La Nativité du Seigneur, neuf méditations pour orgue (The Birth of the Lord, nine meditations for organ) is a suite for organ written by the French composer Olivier Messiaen in 1935 in Grenoble.

The work is a testament to Messiaen's Roman Catholic faith. It is divided into nine "meditations" inspired by the birth of Jesus. In volume one, Messiaen outlines his inspirations, theological, instrumental and compositional. As the composer notes in his preface, he sought "the emotion and sincerity first". The work was written by the composer at the age of 26, during the summer of 1935 while he was in residence at Grenoble near the French Alps. Messiaen wrote that in addition to theology, the movements were inspired by the mountains, as well as the stained glass windows in medieval cathedrals.

The work's premiere on 27 February 1936 on the organ of La Trinité, Paris, where Messiaen was titular organist; had the work split among three players: Jean-Yves Daniel-Lesur (1–3), Jean Langlais (4–6), and Jean-Jacques Grunenwald (7–9).
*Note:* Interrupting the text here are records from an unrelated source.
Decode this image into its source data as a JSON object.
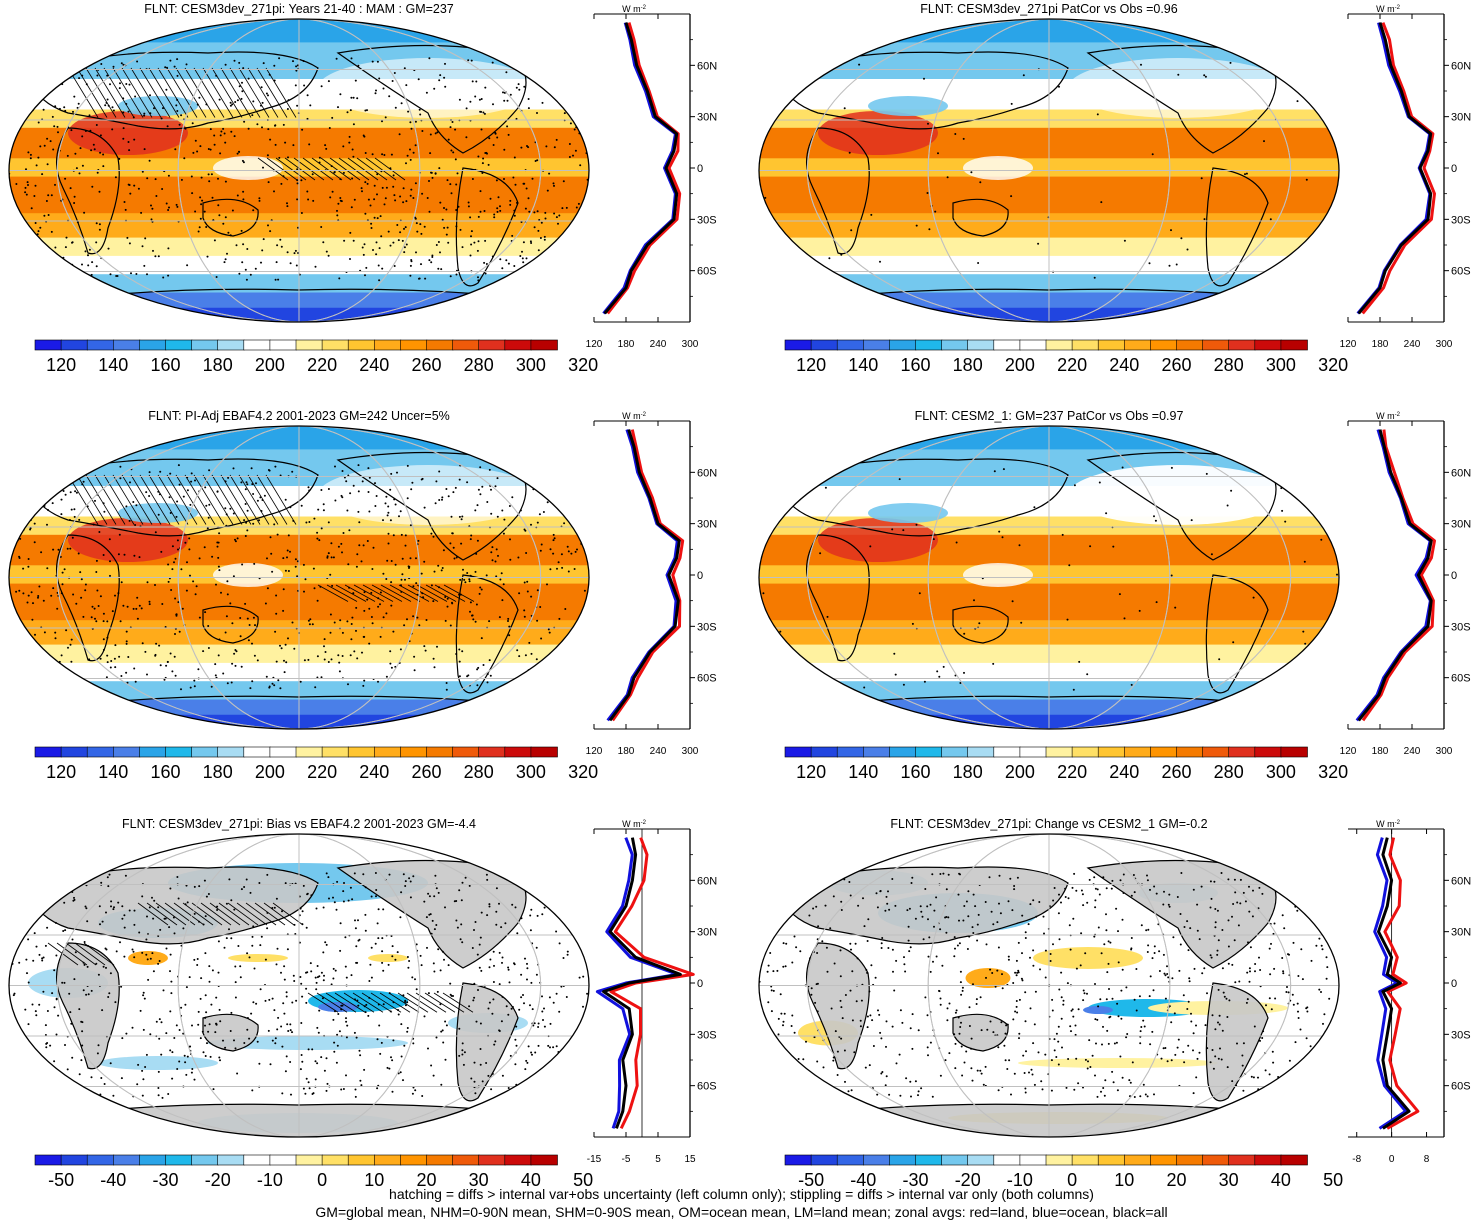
{
  "panels": [
    {
      "title": "FLNT: CESM3dev_271pi: Years 21-40 : MAM : GM=237",
      "colorbar": {
        "ticks": [
          "120",
          "140",
          "160",
          "180",
          "200",
          "220",
          "240",
          "260",
          "280",
          "300",
          "320"
        ],
        "kind": "abs"
      },
      "zonal": {
        "unit": "W m",
        "unit_exp": "-2",
        "x_ticks": [
          "120",
          "180",
          "240",
          "300"
        ],
        "lat_labels": [
          "60N",
          "30N",
          "0",
          "30S",
          "60S"
        ],
        "kind": "abs"
      }
    },
    {
      "title": "FLNT: CESM3dev_271pi PatCor vs Obs =0.96",
      "colorbar": {
        "ticks": [
          "120",
          "140",
          "160",
          "180",
          "200",
          "220",
          "240",
          "260",
          "280",
          "300",
          "320"
        ],
        "kind": "abs"
      },
      "zonal": {
        "unit": "W m",
        "unit_exp": "-2",
        "x_ticks": [
          "120",
          "180",
          "240",
          "300"
        ],
        "lat_labels": [
          "60N",
          "30N",
          "0",
          "30S",
          "60S"
        ],
        "kind": "abs"
      }
    },
    {
      "title": "FLNT: PI-Adj EBAF4.2 2001-2023 GM=242 Uncer=5%",
      "colorbar": {
        "ticks": [
          "120",
          "140",
          "160",
          "180",
          "200",
          "220",
          "240",
          "260",
          "280",
          "300",
          "320"
        ],
        "kind": "abs"
      },
      "zonal": {
        "unit": "W m",
        "unit_exp": "-2",
        "x_ticks": [
          "120",
          "180",
          "240",
          "300"
        ],
        "lat_labels": [
          "60N",
          "30N",
          "0",
          "30S",
          "60S"
        ],
        "kind": "abs"
      }
    },
    {
      "title": "FLNT: CESM2_1: GM=237 PatCor vs Obs =0.97",
      "colorbar": {
        "ticks": [
          "120",
          "140",
          "160",
          "180",
          "200",
          "220",
          "240",
          "260",
          "280",
          "300",
          "320"
        ],
        "kind": "abs"
      },
      "zonal": {
        "unit": "W m",
        "unit_exp": "-2",
        "x_ticks": [
          "120",
          "180",
          "240",
          "300"
        ],
        "lat_labels": [
          "60N",
          "30N",
          "0",
          "30S",
          "60S"
        ],
        "kind": "abs"
      }
    },
    {
      "title": "FLNT: CESM3dev_271pi: Bias vs EBAF4.2 2001-2023 GM=-4.4",
      "colorbar": {
        "ticks": [
          "-50",
          "-40",
          "-30",
          "-20",
          "-10",
          "0",
          "10",
          "20",
          "30",
          "40",
          "50"
        ],
        "kind": "diff"
      },
      "zonal": {
        "unit": "W m",
        "unit_exp": "-2",
        "x_ticks": [
          "-15",
          "-5",
          "5",
          "15"
        ],
        "lat_labels": [
          "60N",
          "30N",
          "0",
          "30S",
          "60S"
        ],
        "kind": "bias"
      }
    },
    {
      "title": "FLNT: CESM3dev_271pi: Change vs CESM2_1 GM=-0.2",
      "colorbar": {
        "ticks": [
          "-50",
          "-40",
          "-30",
          "-20",
          "-10",
          "0",
          "10",
          "20",
          "30",
          "40",
          "50"
        ],
        "kind": "diff"
      },
      "zonal": {
        "unit": "W m",
        "unit_exp": "-2",
        "x_ticks": [
          "-8",
          "0",
          "8"
        ],
        "lat_labels": [
          "60N",
          "30N",
          "0",
          "30S",
          "60S"
        ],
        "kind": "change"
      }
    }
  ],
  "colors": {
    "scale": [
      "#1a1ae6",
      "#2145e0",
      "#3366e6",
      "#4a7fe8",
      "#2aa4e8",
      "#1fb8ea",
      "#74c8ee",
      "#a8dcf3",
      "#ffffff",
      "#ffffff",
      "#fff2a0",
      "#ffe066",
      "#ffc530",
      "#ffab1a",
      "#ff9400",
      "#f57a00",
      "#ef5a0a",
      "#e0301e",
      "#cc0a0a",
      "#b80000"
    ],
    "land": "#c8c8c8",
    "line_land": "#ee1111",
    "line_ocean": "#1111dd",
    "line_all": "#000000"
  },
  "footer": [
    "hatching = diffs > internal var+obs uncertainty (left column only); stippling = diffs > internal var only (both columns)",
    "GM=global mean, NHM=0-90N mean, SHM=0-90S mean, OM=ocean mean, LM=land mean; zonal avgs: red=land, blue=ocean, black=all"
  ],
  "chart_data": [
    {
      "type": "heatmap",
      "title": "FLNT: CESM3dev_271pi: Years 21-40 : MAM : GM=237",
      "colorbar_range": [
        120,
        320
      ],
      "zonal_mean": {
        "lat": [
          -85,
          -70,
          -60,
          -45,
          -30,
          -15,
          0,
          10,
          20,
          30,
          45,
          60,
          75,
          85
        ],
        "series": [
          {
            "values": [
              140,
              180,
              190,
              220,
              270,
              275,
              255,
              270,
              275,
              235,
              220,
              200,
              190,
              180
            ]
          }
        ],
        "xlim": [
          120,
          300
        ]
      }
    },
    {
      "type": "heatmap",
      "title": "FLNT: CESM3dev_271pi PatCor vs Obs =0.96",
      "colorbar_range": [
        120,
        320
      ],
      "zonal_mean": {
        "lat": [
          -85,
          -70,
          -60,
          -45,
          -30,
          -15,
          0,
          10,
          20,
          30,
          45,
          60,
          75,
          85
        ],
        "series": [
          {
            "values": [
              140,
              180,
              190,
              220,
              270,
              275,
              255,
              270,
              275,
              235,
              220,
              200,
              190,
              180
            ]
          }
        ],
        "xlim": [
          120,
          300
        ]
      }
    },
    {
      "type": "heatmap",
      "title": "FLNT: PI-Adj EBAF4.2 2001-2023 GM=242 Uncer=5%",
      "colorbar_range": [
        120,
        320
      ],
      "zonal_mean": {
        "lat": [
          -85,
          -70,
          -60,
          -45,
          -30,
          -15,
          0,
          10,
          20,
          30,
          45,
          60,
          75,
          85
        ],
        "series": [
          {
            "values": [
              150,
              185,
              195,
              225,
              272,
              278,
              260,
              275,
              280,
              240,
              225,
              205,
              195,
              185
            ]
          }
        ],
        "xlim": [
          120,
          300
        ]
      }
    },
    {
      "type": "heatmap",
      "title": "FLNT: CESM2_1: GM=237 PatCor vs Obs =0.97",
      "colorbar_range": [
        120,
        320
      ],
      "zonal_mean": {
        "lat": [
          -85,
          -70,
          -60,
          -45,
          -30,
          -15,
          0,
          10,
          20,
          30,
          45,
          60,
          75,
          85
        ],
        "series": [
          {
            "values": [
              140,
              178,
              190,
              222,
              270,
              276,
              252,
              270,
              276,
              236,
              220,
              200,
              188,
              180
            ]
          }
        ],
        "xlim": [
          120,
          300
        ]
      }
    },
    {
      "type": "heatmap",
      "title": "FLNT: CESM3dev_271pi: Bias vs EBAF4.2 2001-2023 GM=-4.4",
      "colorbar_range": [
        -50,
        50
      ],
      "zonal_mean": {
        "lat": [
          -85,
          -75,
          -60,
          -45,
          -30,
          -15,
          -5,
          0,
          5,
          15,
          30,
          45,
          60,
          75,
          85
        ],
        "series": [
          {
            "values": [
              -8,
              -6,
              -5,
              -6,
              -3,
              -4,
              -12,
              -4,
              12,
              -2,
              -10,
              -5,
              -3,
              -2,
              -3
            ]
          }
        ],
        "xlim": [
          -15,
          15
        ]
      }
    },
    {
      "type": "heatmap",
      "title": "FLNT: CESM3dev_271pi: Change vs CESM2_1 GM=-0.2",
      "colorbar_range": [
        -50,
        50
      ],
      "zonal_mean": {
        "lat": [
          -85,
          -75,
          -60,
          -45,
          -30,
          -15,
          -5,
          0,
          5,
          15,
          30,
          45,
          60,
          75,
          85
        ],
        "series": [
          {
            "values": [
              -2,
              4,
              -1,
              -2,
              -1,
              0,
              -2,
              2,
              -1,
              0,
              -3,
              -1,
              0,
              -2,
              -1
            ]
          }
        ],
        "xlim": [
          -10,
          12
        ]
      }
    }
  ]
}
Messiaen would follow up with another organ cycle, Les corps glorieux, in 1939.

==Structure==
The work is in nine movements, each depicting an image or concept from the birth of Jesus.

In publication (by Éditions Alphonse Leduc), the work was originally divided over four books; Book I consists of the first three movements, Book II of 4 and 5, Book III of 6, 7, and 8, and IV for 9 alone. A combined volume of the complete work was published in 2023.

The work is one of the earliest of Messiaen's compositions to feature elements that were to become key to his later compositions, such as the extensive use of the composer's own modes of limited transposition, as well as the influence of birdsong, and the meters and rhythms of Ancient Greek and traditional Indian music.

In 1967, Richard Franko Goldman wrote, "One is, indeed, tempted to say that the work is a masterpiece, and one of the great organ works of all time. It is certainly monumental and impressive, original and memorable, with or without the theoretical and mystical explanation the composer himself gives out."